All of which is to say that every prophecy need not be self-fulfilling, and though it may not occur in physics, in politics sometimes the thing being observed — the public, in this case — is smart enough not to go along with what it is being told it will do.

So, what really wise and clever thing do I have to say to tie this all in to Vermont politics?

Um… I dunno.

But, I did think that Darren Allen’s reporting of the Wall Street Journal and Washington Post’s political blogs’ takes on the Vermont election was interesting in their collective lack of understanding of Vermont politics (the Big Media outlets, I mean, not Allen).

After hightlighting that the WSJ is already saying that (based on a single suspect poll) there is "doubt on Republican claims that they’ve got a shot at capturing the Vermont House seat", Allen writes…

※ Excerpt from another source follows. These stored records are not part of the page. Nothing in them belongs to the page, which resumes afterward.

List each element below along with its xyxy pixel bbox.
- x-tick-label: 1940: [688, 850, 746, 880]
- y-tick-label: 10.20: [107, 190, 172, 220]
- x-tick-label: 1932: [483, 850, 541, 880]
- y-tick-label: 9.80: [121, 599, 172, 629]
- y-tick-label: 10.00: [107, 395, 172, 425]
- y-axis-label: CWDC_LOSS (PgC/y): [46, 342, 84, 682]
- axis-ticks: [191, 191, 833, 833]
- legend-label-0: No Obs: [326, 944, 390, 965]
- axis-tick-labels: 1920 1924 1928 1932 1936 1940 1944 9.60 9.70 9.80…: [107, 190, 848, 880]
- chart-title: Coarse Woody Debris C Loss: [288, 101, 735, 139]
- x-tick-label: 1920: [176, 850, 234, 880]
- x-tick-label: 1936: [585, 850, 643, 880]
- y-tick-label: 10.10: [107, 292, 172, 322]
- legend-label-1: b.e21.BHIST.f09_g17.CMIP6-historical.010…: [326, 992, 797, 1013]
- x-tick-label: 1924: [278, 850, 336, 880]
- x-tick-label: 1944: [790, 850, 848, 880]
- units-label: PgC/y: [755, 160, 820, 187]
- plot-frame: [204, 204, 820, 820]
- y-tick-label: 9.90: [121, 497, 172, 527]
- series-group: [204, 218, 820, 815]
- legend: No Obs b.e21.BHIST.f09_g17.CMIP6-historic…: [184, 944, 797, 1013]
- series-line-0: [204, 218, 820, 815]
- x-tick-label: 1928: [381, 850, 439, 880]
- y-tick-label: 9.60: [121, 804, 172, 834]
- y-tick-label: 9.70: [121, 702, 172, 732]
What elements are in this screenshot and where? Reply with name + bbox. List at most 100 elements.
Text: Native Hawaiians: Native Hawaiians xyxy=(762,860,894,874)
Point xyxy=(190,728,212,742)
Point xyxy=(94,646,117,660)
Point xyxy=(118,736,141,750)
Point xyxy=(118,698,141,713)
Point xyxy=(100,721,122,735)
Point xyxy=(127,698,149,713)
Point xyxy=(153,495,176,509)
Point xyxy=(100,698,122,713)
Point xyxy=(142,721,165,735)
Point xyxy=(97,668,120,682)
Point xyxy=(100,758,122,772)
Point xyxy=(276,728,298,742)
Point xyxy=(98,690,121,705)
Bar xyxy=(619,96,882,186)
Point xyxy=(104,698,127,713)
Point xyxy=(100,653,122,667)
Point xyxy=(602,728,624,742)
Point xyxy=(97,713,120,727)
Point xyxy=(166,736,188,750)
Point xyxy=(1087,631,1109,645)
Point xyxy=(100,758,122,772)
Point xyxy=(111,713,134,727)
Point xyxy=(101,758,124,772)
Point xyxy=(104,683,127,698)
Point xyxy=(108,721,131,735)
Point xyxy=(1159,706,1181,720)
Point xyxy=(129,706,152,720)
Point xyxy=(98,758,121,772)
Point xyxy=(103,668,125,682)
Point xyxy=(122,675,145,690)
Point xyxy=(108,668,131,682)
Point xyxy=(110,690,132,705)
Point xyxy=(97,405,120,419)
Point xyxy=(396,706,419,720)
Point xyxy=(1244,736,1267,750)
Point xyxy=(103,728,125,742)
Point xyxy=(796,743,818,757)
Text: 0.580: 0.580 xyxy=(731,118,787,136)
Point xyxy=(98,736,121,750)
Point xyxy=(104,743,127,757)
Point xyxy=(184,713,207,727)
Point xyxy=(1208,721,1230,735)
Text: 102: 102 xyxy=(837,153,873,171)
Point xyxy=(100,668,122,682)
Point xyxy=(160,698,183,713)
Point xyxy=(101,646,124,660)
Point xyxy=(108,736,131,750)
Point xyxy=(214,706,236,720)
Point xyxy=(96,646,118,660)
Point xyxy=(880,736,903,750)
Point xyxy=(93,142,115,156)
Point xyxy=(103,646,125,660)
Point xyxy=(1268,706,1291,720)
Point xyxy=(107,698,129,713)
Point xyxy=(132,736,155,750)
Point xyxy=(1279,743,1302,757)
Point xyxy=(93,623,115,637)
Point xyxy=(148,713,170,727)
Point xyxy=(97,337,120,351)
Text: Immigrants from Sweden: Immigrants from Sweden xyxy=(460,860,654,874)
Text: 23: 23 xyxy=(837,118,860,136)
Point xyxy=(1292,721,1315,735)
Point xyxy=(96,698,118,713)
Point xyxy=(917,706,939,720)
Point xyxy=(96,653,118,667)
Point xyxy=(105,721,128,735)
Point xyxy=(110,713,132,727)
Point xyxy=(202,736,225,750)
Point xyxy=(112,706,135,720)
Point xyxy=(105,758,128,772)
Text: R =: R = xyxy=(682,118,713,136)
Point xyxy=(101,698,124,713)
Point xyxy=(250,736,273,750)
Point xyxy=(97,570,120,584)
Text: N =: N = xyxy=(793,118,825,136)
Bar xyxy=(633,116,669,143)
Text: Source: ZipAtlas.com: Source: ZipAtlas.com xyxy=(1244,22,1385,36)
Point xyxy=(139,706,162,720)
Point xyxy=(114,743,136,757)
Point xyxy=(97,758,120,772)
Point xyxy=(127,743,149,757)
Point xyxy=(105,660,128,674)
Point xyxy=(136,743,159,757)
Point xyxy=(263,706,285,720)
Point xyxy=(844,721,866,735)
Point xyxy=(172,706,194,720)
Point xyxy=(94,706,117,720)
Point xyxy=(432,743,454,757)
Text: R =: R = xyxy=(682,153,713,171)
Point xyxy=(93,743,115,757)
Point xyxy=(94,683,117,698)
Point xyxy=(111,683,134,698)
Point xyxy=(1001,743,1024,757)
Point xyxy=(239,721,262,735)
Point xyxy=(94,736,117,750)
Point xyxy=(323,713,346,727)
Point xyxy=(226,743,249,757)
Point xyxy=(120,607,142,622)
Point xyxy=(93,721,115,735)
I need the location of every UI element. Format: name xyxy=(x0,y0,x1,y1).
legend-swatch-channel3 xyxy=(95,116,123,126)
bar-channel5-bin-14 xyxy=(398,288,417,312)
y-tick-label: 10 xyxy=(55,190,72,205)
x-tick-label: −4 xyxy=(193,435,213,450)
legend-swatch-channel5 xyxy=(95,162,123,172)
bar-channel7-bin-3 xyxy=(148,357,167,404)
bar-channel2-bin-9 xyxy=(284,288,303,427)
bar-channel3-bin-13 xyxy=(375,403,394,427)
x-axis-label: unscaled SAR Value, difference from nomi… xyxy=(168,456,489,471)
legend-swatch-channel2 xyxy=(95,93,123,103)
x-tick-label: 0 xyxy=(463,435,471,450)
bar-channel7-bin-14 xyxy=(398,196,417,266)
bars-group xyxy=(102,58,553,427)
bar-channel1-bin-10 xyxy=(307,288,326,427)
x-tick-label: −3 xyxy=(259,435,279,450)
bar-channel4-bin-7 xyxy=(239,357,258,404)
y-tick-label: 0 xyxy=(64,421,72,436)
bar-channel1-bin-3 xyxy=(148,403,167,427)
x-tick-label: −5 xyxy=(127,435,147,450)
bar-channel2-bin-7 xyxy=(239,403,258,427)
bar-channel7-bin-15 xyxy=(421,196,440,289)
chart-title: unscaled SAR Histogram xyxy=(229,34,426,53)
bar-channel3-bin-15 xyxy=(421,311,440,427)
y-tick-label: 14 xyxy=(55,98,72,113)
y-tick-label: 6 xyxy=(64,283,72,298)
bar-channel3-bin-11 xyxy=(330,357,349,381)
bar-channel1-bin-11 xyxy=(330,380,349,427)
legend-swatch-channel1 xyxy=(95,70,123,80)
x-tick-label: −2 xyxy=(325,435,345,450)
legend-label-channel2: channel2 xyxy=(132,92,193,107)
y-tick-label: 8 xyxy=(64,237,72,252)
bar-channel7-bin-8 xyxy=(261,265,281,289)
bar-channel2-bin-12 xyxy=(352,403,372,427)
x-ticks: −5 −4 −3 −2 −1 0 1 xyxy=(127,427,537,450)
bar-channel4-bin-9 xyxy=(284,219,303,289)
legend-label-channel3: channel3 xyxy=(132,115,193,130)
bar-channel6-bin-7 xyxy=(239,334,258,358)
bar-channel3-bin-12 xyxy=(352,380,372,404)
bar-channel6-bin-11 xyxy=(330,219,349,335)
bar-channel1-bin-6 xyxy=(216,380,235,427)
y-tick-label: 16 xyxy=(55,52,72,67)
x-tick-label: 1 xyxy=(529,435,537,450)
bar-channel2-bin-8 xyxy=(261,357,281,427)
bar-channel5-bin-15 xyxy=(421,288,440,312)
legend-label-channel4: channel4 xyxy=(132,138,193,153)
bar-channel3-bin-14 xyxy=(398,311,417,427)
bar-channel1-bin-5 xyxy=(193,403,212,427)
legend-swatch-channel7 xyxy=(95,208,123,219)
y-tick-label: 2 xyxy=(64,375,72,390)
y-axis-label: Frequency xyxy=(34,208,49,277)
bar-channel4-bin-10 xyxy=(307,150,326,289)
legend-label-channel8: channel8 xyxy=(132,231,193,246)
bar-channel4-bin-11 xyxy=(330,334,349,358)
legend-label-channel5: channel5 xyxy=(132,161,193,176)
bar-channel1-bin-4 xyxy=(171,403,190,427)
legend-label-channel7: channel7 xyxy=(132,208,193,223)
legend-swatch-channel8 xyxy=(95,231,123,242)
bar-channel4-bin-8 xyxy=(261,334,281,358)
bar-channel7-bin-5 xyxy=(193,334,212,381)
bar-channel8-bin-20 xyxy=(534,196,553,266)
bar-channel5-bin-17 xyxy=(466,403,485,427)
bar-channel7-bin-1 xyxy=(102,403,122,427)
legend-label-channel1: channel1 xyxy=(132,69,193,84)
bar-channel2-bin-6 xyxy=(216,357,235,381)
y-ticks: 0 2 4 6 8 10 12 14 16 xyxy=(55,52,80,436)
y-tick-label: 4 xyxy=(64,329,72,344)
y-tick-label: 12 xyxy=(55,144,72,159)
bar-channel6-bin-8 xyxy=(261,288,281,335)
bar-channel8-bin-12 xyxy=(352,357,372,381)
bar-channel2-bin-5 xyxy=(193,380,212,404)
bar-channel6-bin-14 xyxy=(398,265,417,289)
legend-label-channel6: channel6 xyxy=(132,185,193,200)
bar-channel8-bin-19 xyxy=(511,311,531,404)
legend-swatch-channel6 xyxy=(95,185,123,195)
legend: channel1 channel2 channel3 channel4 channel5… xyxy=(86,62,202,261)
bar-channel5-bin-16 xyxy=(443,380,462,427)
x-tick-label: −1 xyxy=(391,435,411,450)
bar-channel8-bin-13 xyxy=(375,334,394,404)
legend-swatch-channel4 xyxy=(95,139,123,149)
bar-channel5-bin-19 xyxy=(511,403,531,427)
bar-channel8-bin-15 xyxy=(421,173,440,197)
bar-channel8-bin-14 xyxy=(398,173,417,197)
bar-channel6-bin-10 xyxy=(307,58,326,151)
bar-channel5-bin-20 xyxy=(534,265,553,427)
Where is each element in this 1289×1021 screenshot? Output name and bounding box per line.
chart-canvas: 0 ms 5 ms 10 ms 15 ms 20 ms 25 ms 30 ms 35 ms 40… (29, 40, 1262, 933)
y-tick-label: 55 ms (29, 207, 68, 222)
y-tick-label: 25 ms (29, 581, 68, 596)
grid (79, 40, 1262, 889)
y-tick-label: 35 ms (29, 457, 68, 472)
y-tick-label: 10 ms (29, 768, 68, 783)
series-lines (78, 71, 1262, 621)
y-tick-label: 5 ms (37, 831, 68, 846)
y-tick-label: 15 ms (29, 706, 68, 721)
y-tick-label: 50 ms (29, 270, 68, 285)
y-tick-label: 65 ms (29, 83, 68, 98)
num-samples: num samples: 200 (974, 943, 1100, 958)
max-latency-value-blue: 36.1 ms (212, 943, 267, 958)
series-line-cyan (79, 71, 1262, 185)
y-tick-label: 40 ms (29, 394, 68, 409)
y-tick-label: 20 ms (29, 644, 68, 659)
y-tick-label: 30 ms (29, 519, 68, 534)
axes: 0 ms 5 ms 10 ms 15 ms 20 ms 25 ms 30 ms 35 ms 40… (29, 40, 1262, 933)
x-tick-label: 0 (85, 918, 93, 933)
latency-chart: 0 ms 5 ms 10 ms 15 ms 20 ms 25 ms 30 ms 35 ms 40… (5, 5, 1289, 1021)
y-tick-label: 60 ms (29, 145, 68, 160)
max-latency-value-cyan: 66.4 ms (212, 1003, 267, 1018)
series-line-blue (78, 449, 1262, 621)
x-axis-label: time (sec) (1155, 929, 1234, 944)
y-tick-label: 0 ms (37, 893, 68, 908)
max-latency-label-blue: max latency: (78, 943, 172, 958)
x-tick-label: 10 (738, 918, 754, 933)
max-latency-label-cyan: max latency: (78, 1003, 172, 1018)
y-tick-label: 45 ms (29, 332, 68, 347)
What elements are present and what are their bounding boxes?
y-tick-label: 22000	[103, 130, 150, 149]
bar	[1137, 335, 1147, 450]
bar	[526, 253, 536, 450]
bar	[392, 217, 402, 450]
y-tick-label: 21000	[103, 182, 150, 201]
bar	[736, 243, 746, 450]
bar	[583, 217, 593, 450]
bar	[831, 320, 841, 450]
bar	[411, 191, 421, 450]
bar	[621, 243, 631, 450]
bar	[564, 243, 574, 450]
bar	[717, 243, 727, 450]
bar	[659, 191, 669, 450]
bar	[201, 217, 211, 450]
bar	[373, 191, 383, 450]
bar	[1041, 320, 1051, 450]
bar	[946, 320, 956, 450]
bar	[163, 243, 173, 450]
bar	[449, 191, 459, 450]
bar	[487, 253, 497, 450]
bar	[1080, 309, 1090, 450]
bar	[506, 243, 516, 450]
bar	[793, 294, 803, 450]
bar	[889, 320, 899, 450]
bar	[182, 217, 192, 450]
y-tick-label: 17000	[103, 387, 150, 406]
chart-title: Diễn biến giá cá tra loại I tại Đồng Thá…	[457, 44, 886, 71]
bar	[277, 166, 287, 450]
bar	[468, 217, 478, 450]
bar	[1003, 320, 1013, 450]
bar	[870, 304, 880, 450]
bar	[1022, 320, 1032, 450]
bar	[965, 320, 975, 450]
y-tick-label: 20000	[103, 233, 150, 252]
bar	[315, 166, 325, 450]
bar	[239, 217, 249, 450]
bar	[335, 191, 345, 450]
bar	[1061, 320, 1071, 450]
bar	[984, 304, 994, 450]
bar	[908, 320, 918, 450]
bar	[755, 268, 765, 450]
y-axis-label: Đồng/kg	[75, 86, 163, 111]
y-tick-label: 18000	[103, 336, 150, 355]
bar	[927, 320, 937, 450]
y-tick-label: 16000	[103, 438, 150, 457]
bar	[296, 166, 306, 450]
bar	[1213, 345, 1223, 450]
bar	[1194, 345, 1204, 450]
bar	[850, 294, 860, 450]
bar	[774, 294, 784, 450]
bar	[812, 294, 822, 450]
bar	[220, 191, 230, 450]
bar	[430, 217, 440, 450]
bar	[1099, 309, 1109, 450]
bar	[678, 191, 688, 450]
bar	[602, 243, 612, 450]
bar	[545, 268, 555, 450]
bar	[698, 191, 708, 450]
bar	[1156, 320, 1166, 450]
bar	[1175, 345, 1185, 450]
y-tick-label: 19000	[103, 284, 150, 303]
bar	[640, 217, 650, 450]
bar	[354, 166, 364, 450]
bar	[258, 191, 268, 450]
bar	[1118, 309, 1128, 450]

In any event, the Washington Post doesn’t seem to agree with calling the race all but unwinnable for the Rs. From their "The Fix" political blog today comes this:

"But, if you are looking for places…where we might see a surprise Republican win on Nov. 7, keep an eye on Vermont’s at-large open seat, Georgia’s 12th district, Illinois’ 8th district, West Virginia’s 1st district and South Carolina’s 5th district. None are prime opportunities for Republicans — especially in the current political environment — but each has upset potential."

Only a person mired in stereotypes of Vermont, with no understanding of the history of Vermont politics, would suggest that a Rainville win over Welch would be an "upset" let alone "all but unwinnable."

So, regardless of the reality, the WSJ and Washington Post have already helped define a "Rainville’s the noble underdog" narrative that — because of the prestige of the media outlets involved — can’t help but be perpetuated in other outlets.